VMware Cloud Community
hennish
Hot Shot
Hot Shot

Why can't ESXi and/or HA handle APD situations properly?

Hi. I'm designing a vSphere 5.1 solution for a customer that wants a high uptime of its VMs and services (like everyone else), and want to enable this by putting two sets of ESXi hosts, EMC VPLEXes and VNXes in two different (low-latency between them) sites.

Most of the crash test cases will work well, but in the case of APD due to for example both FC switches crashing or zoning getting misconfigured, nothing will make the zombie VMs (that don't have disk access anymore) get restarted in the second site.

The KB article Permanent Device Loss (PDL) and All-Paths-Down (APD) in vSphere 5.0 talks about the difference between PDL and APD.

If the issue results in a PDL, everything is fine and the VMs can get killed and restarted by HA if the settings "disk.terminateVMOnPDLDefault" and "das.maskCleanShutdownEnabled" are set to True. (More info in http://www.yellow-bricks.com/2012/04/25/what-is-das-maskcleanshutdownenabled-about/)

But in an APD situation, nothing will happen(!) The ESXi host(s) will go into an endless loop (or 140 seconds if setting "Misc.APDHandlingEnable" to True), get completely useless and rather unreachable, disconnect from the vCenter Server, prevent vMotioning, but they will insist on keeping their VMs running.

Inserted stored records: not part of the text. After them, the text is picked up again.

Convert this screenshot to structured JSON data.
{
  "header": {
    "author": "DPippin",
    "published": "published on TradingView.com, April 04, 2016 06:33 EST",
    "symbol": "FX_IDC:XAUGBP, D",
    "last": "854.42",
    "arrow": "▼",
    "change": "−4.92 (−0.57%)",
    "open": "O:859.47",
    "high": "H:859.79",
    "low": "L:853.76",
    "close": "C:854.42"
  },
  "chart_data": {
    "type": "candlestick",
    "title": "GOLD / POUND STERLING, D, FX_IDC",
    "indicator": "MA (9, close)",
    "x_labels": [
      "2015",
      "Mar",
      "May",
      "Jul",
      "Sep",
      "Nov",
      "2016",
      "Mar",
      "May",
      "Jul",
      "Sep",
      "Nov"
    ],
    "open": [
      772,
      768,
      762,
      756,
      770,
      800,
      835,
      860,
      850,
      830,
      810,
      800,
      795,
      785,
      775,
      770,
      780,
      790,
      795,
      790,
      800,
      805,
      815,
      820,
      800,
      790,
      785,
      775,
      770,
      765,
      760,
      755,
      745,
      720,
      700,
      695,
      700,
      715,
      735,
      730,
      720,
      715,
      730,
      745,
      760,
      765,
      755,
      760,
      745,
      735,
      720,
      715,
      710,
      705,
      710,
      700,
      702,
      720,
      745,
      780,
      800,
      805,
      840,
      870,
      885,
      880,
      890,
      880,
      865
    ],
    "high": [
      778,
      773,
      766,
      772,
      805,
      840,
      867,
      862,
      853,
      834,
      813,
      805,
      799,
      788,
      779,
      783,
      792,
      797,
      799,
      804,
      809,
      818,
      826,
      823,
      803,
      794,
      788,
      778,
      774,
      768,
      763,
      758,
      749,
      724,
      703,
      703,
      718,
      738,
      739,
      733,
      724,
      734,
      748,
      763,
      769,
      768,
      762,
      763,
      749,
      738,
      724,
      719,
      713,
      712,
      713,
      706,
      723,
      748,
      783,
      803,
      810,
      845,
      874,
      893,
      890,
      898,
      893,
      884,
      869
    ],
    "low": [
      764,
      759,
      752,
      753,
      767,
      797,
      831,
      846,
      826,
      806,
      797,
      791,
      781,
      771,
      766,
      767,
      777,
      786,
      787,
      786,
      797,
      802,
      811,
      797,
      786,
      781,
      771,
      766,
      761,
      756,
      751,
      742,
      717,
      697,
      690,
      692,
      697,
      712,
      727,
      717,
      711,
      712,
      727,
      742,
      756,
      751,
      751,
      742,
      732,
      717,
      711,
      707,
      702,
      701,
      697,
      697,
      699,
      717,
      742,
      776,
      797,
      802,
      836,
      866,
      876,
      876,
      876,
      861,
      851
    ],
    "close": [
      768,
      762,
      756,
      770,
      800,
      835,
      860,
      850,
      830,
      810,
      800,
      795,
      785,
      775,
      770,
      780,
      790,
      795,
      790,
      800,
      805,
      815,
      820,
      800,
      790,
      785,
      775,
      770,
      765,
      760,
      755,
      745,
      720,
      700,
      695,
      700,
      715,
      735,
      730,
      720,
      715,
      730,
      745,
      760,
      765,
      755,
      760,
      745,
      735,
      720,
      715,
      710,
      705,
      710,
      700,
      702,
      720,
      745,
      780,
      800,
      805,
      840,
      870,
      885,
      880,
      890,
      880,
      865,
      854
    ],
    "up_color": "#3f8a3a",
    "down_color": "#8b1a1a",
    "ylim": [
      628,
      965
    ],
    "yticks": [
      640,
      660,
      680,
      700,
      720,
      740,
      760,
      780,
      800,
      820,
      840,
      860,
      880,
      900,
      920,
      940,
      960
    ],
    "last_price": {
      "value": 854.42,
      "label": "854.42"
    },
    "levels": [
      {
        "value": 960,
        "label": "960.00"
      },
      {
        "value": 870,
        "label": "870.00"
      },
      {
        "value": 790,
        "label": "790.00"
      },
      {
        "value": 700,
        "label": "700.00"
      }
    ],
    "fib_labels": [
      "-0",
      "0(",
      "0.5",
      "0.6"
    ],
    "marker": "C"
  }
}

The main problem here is that HA will (if I understand correctly) just sit by and watch, since all it cares about is the hosts' FDM heartbeats, not the health of the VMs or their network or storage connectivity. This is even if VM monitoring is enabled, since all it checks is the VMwareTools-to-host heartbeat.

Perhaps we have to invent an VM monitoring app that monitors the VM's disks and interfaces with HA Application monitoring..

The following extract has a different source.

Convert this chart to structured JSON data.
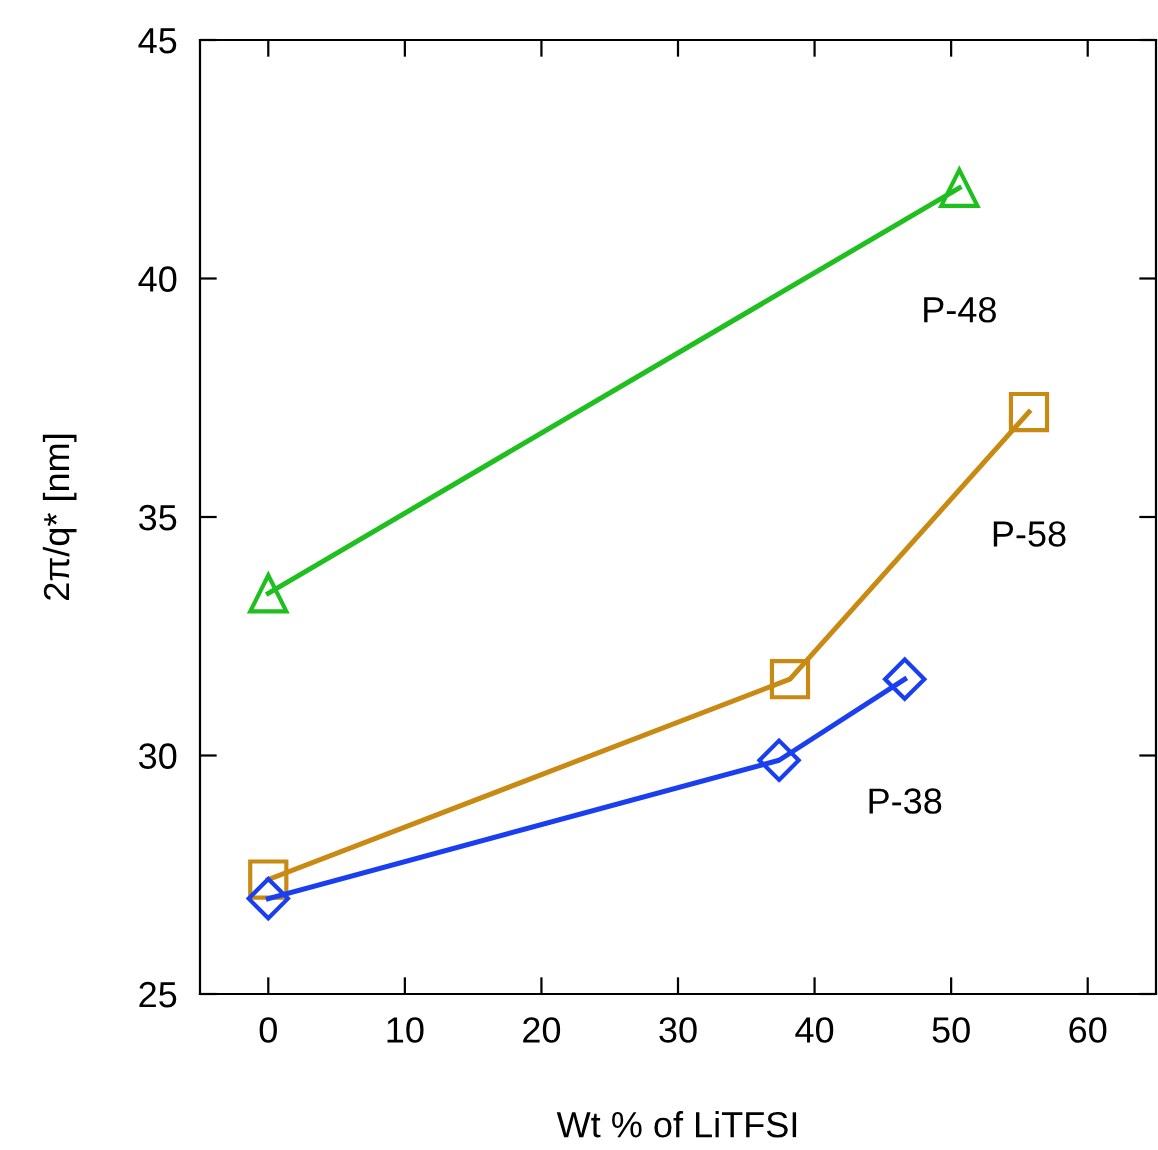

Please tell me if there is something I am missing or misunderstanding in my story above.

Suggestion: Make HA check the actual health of the VMs, such as their network and storage connectivity, rather than only the FDM heartbeats.

Thanks in advance!

Reply
0 Kudos
2 Replies
hennish
Hot Shot
Hot Shot

I think I found the answer: This can't be solved in today's version, but might be solvable in an upcoming one:

http://www.yellow-bricks.com/2012/09/05/inf-bco2807-vsphere-ha-and-datastore-access-outages/

I also viewed INF-BCO2807 briefly and concluded the same thing that Duncan wrote in his post.

Reply
0 Kudos
3CV
Enthusiast
Enthusiast

We had a situation where I needed VMs in an APD state to shut down to enable fast failover so the redundant pair of each VM on a 2nd Host and SAN could take over the service.  I had to script it, so that I run a script from crontab every minute and scan the SANs for the presence of the datastores by writing a small text file.  Exit code of 0 means success.  Anything else shuts the VMs on that SAN.  Works perfectly, with VMs powering off in less than 45 seconds. 

Reply
0 Kudos